Estoy en Parma, como tantas veces, con la cámara colgada y la paciencia afinada. No busco nada extraordinario. Busco lo de siempre: la rutina de la ciudad cuando nadie posa. Estoy en la Strada Abbeveratoia, justo a la salida del Ospedale Maggiore di Parma. De un lado, estructuras médicas, carteles, edificios que hablan de espera, de cura, de cansancio. Del otro, una zona residencial tranquila, casi silenciosa, donde la vida continúa sin anuncios.

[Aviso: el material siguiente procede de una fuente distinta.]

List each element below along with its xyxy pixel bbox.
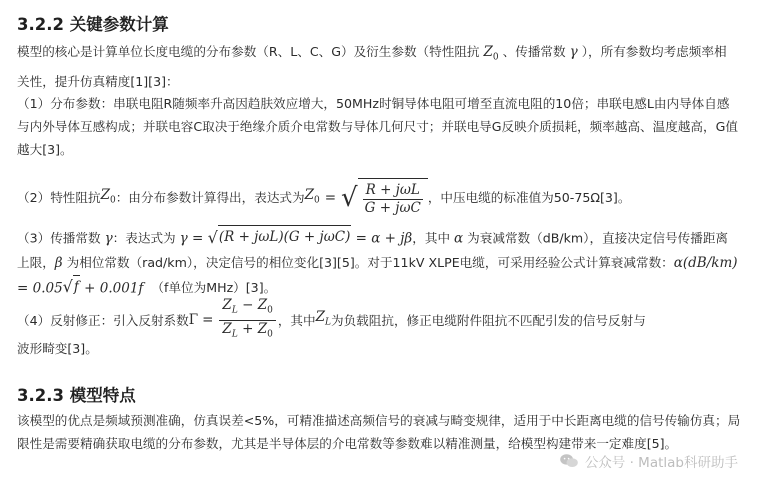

Y entonces pasa ella. Pedalea sin prisa, sin dramatismo. Abrigo puesto, cuerpo ligeramente inclinado hacia adelante, mirada fija en el camino. La bicicleta —tan común aquí que a veces se vuelve invisible— vuelve a decirlo todo: en Parma, moverse así no es un gesto romántico, es una forma de estar en la ciudad.
Me gusta el contraste. El hospital, lugar donde el tiempo se estira y pesa. La bicicleta, que no se detiene.
A pesar del frío y de la proximidad con un espacio donde conviven el dolor y la esperanza, la vida sigue pedaleando. No se impone, no grita. Simplemente avanza. El sol ilumina esa persistencia cotidiana, casi discreta, como si quisiera recordarnos que incluso en los márgenes de la enfermedad hay movimiento.
Detrás de ella, el cartel de Parma Assistenza. Lo leo después, ya en casa, revisando la imagen. Y todo encaja. La asistencia, el hospital, la calle, la bicicleta. Un mismo hilo invisible que atraviesa la escena.
No es una gran historia. Es una escena mínima. Pero es Parma respirando, a golpe de pedal, incluso cuando el frío aprieta y la ciudad parece contener el aliento.